Flávio não acreditava que moinhos de vento eram gigantes. Então naquela manhã, seguiu sua rotina de dependurar-se nas hélices de braços longos do resfriador de água da usina para lhe dar manutenção. Foi quando o gigante despertou e o arremessou diversas vezes contra as paredes até arrebentar a corda que o segurava. Rodando feito um saco estropiado, Flávio despencou. Foram doze metros de pregas de ar até espatifar-se no chão.

Despertou-morto assustado com o tempo o chacoalhando. Seria advertido por interromper o trabalho, por não contar com esse acidente na análise de risco, bastava olhar as feições assustadas de seus companheiros de trabalho para perceber que estava em má situação, talvez fosse até demitido.

Levantou-se depressa com o tempo lhe pisando os calcanhares e pôs-se a caminhar, mas por alguma razão, feito o avesso dos ponteiros do relógio, seguia em sentido contrário ao que se predispunha.
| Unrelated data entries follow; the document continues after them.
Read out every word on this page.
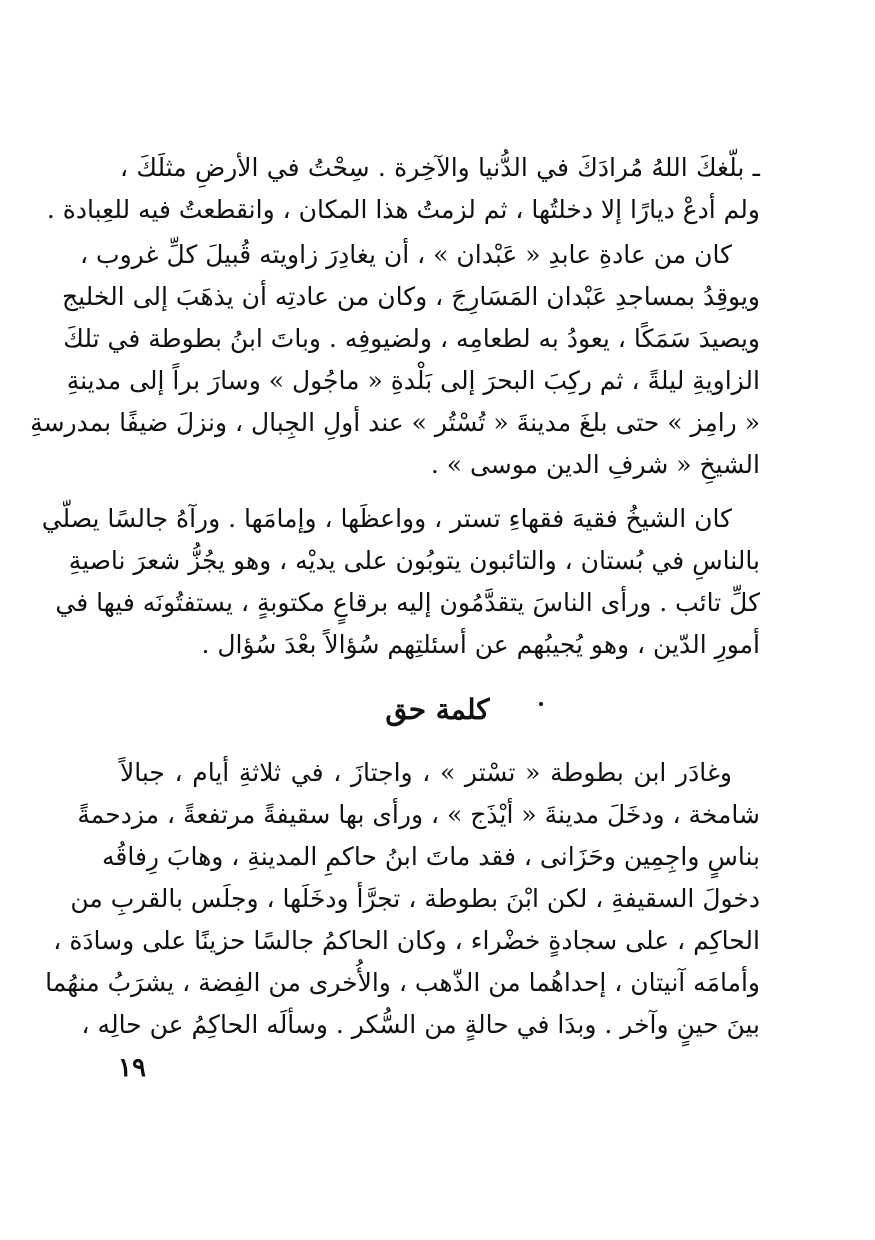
ـ بلّغكَ اللهُ مُرادَكَ في الدُّنيا والآخِرة . سِحْتُ في الأرضِ مثلَكَ ،
ولم أدعْ ديارًا إلا دخلتُها ، ثم لزمتُ هذا المكان ، وانقطعتُ فيه للعِبادة .
كان من عادةِ عابدِ « عَبْدان » ، أن يغادِرَ زاويته قُبيلَ كلِّ غروب ،
ويوقِدُ بمساجدِ عَبْدان المَسَارِجَ ، وكان من عادتِه أن يذهَبَ إلى الخليج
ويصيدَ سَمَكًا ، يعودُ به لطعامِه ، ولضيوفِه . وباتَ ابنُ بطوطة في تلكَ
الزاويةِ ليلةً ، ثم ركِبَ البحرَ إلى بَلْدةِ « ماجُول » وسارَ براً إلى مدينةِ
« رامِز » حتى بلغَ مدينةَ « تُسْتُر » عند أولِ الجِبال ، ونزلَ ضيفًا بمدرسةِ
الشيخِ « شرفِ الدين موسى » .
كان الشيخُ فقيهَ فقهاءِ تستر ، وواعظَها ، وإمامَها . ورآهُ جالسًا يصلّي
بالناسِ في بُستان ، والتائبون يتوبُون على يديْه ، وهو يجُزُّ شعرَ ناصيةِ
كلِّ تائب . ورأى الناسَ يتقدَّمُون إليه برقاعٍ مكتوبةٍ ، يستفتُونَه فيها في
أمورِ الدّين ، وهو يُجيبُهم عن أسئلتِهم سُؤالاً بعْدَ سُؤال .
كلمة حق
وغادَر ابن بطوطة « تسْتر » ، واجتازَ ، في ثلاثةِ أيام ، جبالاً
شامخة ، ودخَلَ مدينةَ « أيْذَج » ، ورأى بها سقيفةً مرتفعةً ، مزدحمةً
بناسٍ واجِمِين وحَزَانى ، فقد ماتَ ابنُ حاكمِ المدينةِ ، وهابَ رِفاقُه
دخولَ السقيفةِ ، لكن ابْنَ بطوطة ، تجرَّأ ودخَلَها ، وجلَس بالقربِ من
الحاكِم ، على سجادةٍ خضْراء ، وكان الحاكمُ جالسًا حزينًا على وسادَة ،
وأمامَه آنيتان ، إحداهُما من الذّهب ، والأُخرى من الفِضة ، يشرَبُ منهُما
بينَ حينٍ وآخر . وبدَا في حالةٍ من السُّكر . وسألَه الحاكِمُ عن حالِه ،
١٩
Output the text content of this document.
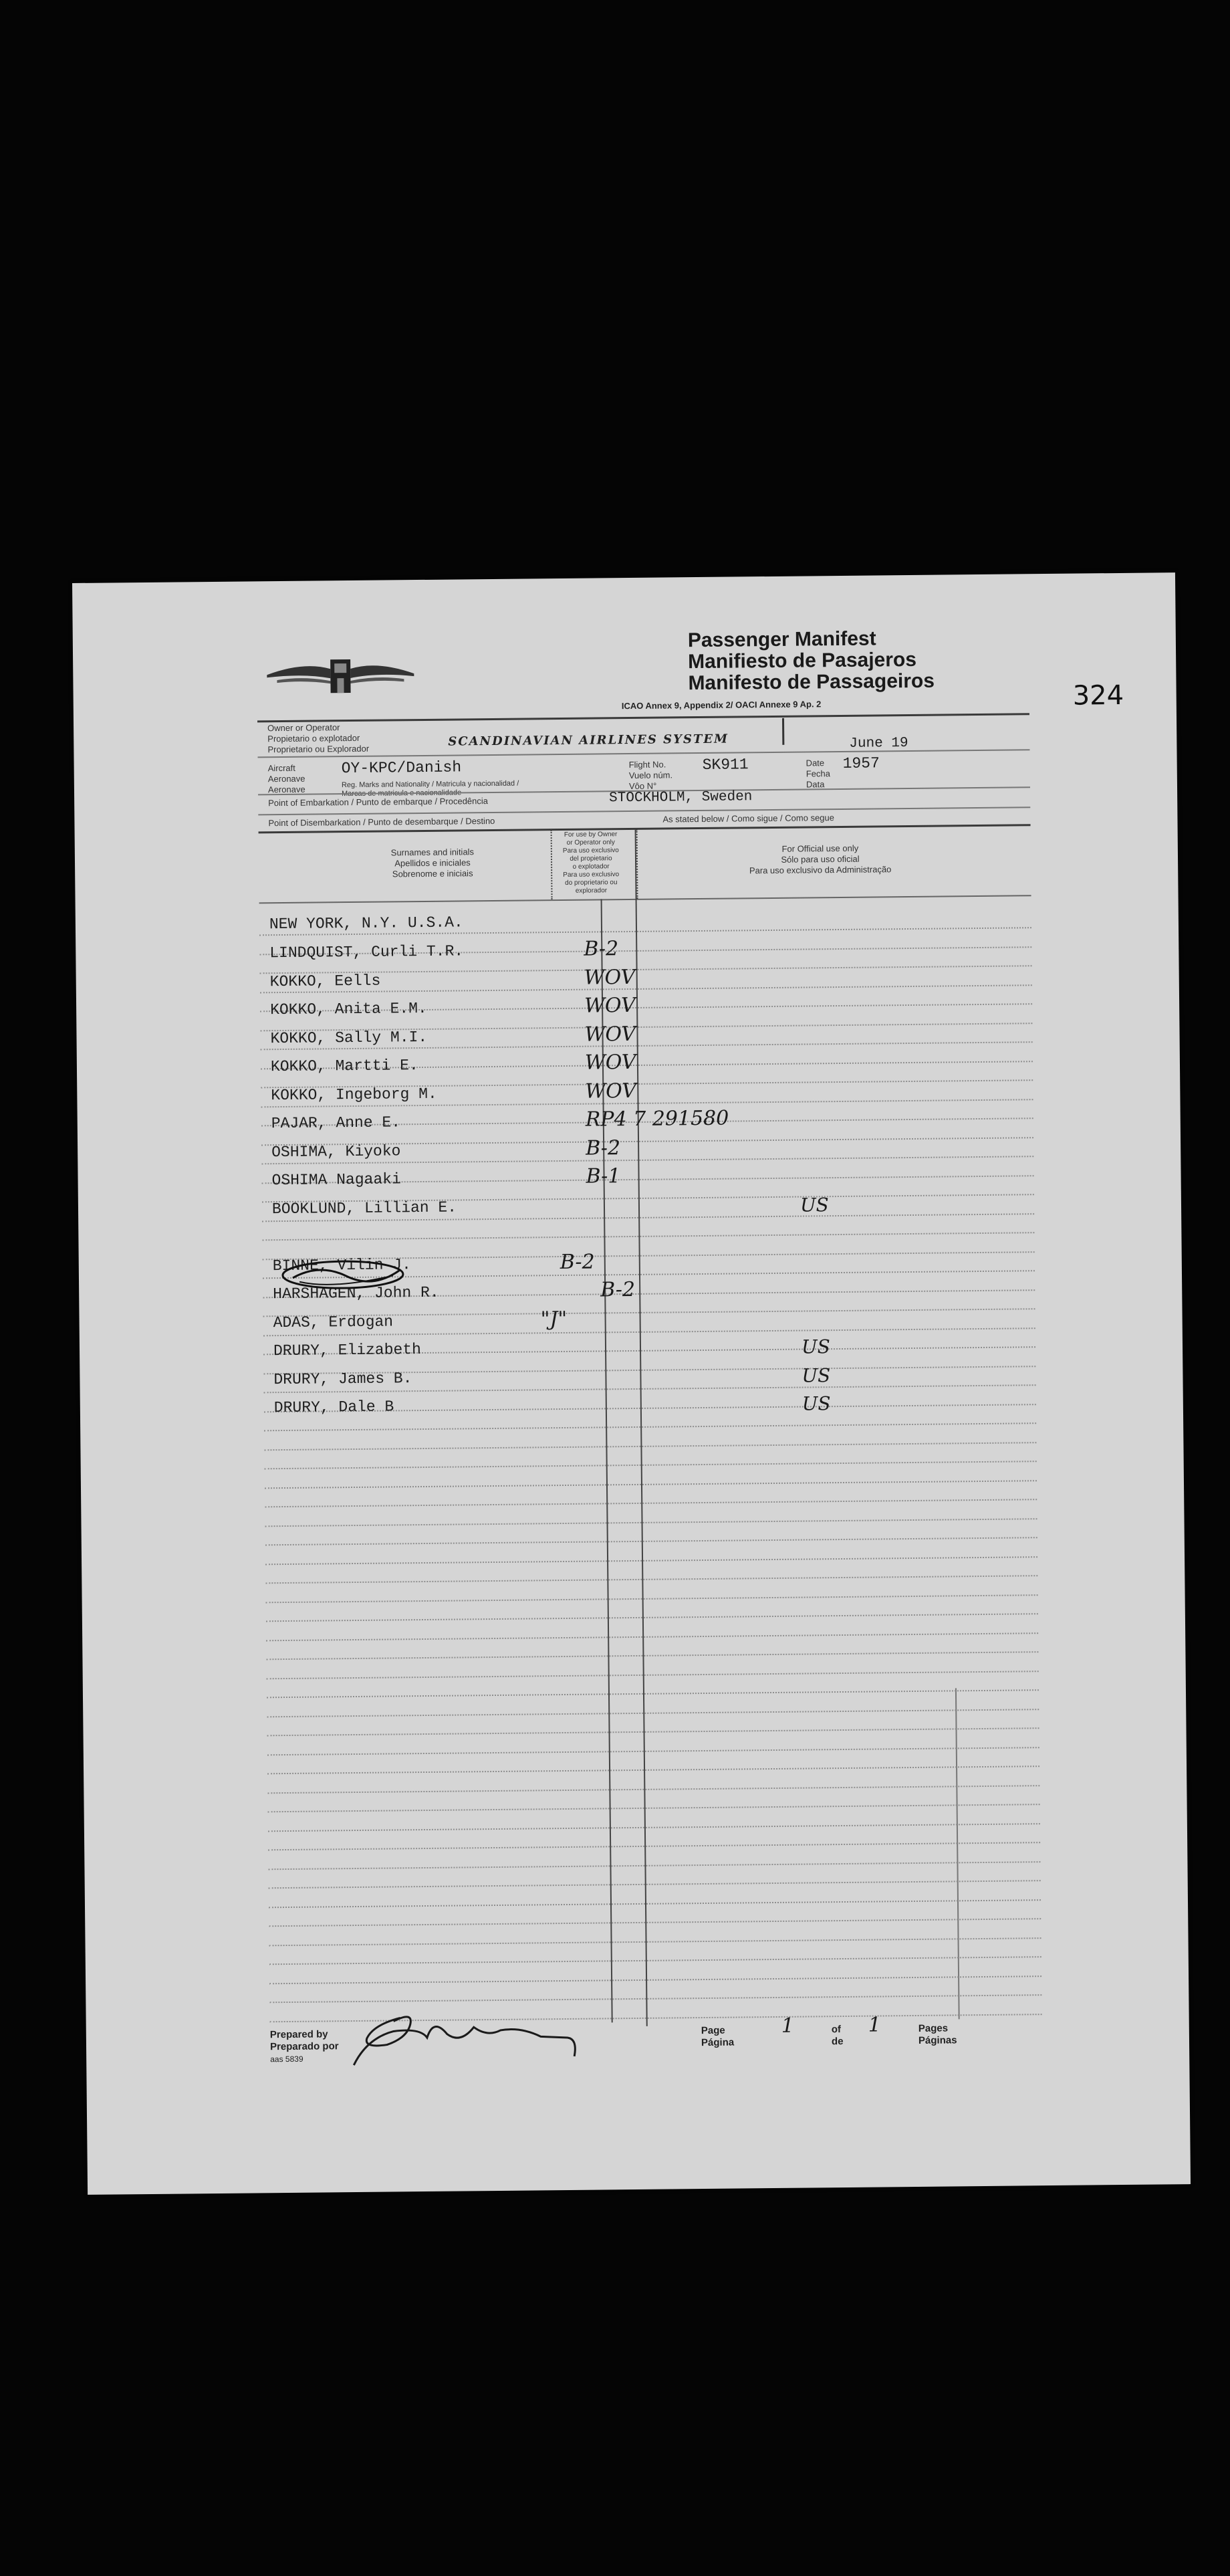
Passenger Manifest
Manifiesto de Pasajeros
Manifesto de Passageiros
ICAO Annex 9, Appendix 2/ OACI Annexe 9 Ap. 2	324
Owner or Operator
Propietario o explotador
Proprietario ou Explorador
SCANDINAVIAN AIRLINES SYSTEM
Aircraft
Aeronave
Aeronave
OY-KPC/Danish
Reg. Marks and Nationality / Matricula y nacionalidad /
Marcas de matricula e nacionalidade
Flight No.
Vuelo núm.
Vôo N°
SK911	Date
Fecha
Data
June 19
1957
Point of Embarkation / Punto de embarque / Procedência	STOCKHOLM, Sweden
Point of Disembarkation / Punto de desembarque / Destino	As stated below / Como sigue / Como segue
Surnames and initials
Apellidos e iniciales
Sobrenome e iniciais
For use by Owner
or Operator only
Para uso exclusivo
del propietario
o explotador
Para uso exclusivo
do proprietario ou
explorador
For Official use only
Sólo para uso oficial
Para uso exclusivo da Administração
NEW YORK, N.Y. U.S.A.
LINDQUIST, Curli T.R.	B-2
KOKKO, Eells	WOV
KOKKO, Anita E.M.	WOV
KOKKO, Sally M.I.	WOV
KOKKO, Martti E.	WOV
KOKKO, Ingeborg M.	WOV
PAJAR, Anne E.	RP4 7 291580
OSHIMA, Kiyoko	B-2
OSHIMA Nagaaki	B-1
BOOKLUND, Lillian E.	US
BINNE, Vilin J.	B-2
HARSHAGEN, John R.	B-2
ADAS, Erdogan	"J"
DRURY, Elizabeth	US
DRURY, James B.	US
DRURY, Dale B	US
Prepared by
Preparado por
aas 5839
Page
Página
1	of
de
1	Pages
Páginas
Mais uma tentativa e lá ia ele na contramão. Uma olhadela para baixo e avistou calcanhares ao invés dos dedos dos pés, mais para cima viu a própria bunda. Girou no eixo e tudo continuava fora do lugar. Então Flávio se deu conta de que o quadril estava do avesso.

Fuga da usina

A ambulância chegou e na tentativa de ir ao encontro dos enfermeiros e explicar que tudo estava bem, se afastou como que às pressas.
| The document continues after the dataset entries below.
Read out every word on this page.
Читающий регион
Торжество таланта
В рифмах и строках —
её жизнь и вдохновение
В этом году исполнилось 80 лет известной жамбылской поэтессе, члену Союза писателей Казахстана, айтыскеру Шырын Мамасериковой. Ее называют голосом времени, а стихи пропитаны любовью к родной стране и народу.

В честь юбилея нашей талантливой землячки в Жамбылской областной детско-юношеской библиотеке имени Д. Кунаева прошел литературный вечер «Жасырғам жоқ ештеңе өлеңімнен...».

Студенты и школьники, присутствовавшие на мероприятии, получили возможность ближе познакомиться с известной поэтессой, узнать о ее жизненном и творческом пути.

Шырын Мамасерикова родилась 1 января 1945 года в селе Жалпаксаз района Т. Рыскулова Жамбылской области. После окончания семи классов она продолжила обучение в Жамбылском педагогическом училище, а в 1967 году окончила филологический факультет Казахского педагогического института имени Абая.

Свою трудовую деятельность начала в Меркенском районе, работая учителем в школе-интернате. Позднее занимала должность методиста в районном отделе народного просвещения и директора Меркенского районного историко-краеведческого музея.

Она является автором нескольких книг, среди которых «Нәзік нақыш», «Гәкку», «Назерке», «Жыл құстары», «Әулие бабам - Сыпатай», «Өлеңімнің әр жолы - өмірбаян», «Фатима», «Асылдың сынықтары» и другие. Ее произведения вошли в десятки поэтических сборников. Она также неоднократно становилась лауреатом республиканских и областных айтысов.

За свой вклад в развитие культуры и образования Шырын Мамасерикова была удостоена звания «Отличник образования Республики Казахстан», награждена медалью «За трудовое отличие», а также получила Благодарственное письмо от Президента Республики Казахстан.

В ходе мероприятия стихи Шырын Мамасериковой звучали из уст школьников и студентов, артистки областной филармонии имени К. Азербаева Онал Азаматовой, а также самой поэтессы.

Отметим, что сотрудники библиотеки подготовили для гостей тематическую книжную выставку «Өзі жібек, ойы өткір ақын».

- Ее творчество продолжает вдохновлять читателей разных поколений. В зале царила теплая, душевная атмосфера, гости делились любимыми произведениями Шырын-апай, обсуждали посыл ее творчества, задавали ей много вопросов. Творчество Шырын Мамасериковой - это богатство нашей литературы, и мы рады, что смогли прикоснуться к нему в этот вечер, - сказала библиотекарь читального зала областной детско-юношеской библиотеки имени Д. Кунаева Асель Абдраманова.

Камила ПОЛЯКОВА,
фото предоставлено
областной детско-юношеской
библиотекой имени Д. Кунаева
— Está desorientado, a pancada lhe afetou a cabeça! Disse o enfermeiro magro e alto.

— Não podemos deixá-lo dormir. Advertiu o pançudo e baixo.

Quando despencou pela quinta vez, Flávio resolveu sair dali.

Sabia que se corresse para frente, iria para trás

então se pôs a correr para trás e seguir para frente

Flávio foi jogado sobre a maca. Batimento cardíaco, pressão, tudo anormal.

— O senhor sente alguma dor? Inquiria o gordo enquanto lhe apalpava as costelas.

— Não.

Os agentes da saúde se entreolharam. Mais uma pergunta:

— O senhor poderia nos dizer o que aconteceu?

— Bem, despenquei lá de cima… Mal terminou a frase e de novo Flávio caía, tentava andar, ia ao contrário e dava-se conta do quadril do avesso, os enfermeiros chegavam e de novo as perguntas. Era um círculo vicioso, problema sem solução. Então, quando Flávio despencou pela quinta vez resolveu sair dali. Sabia que se corresse para frente, iria para trás então se pôs a correr para trás e seguir para frente.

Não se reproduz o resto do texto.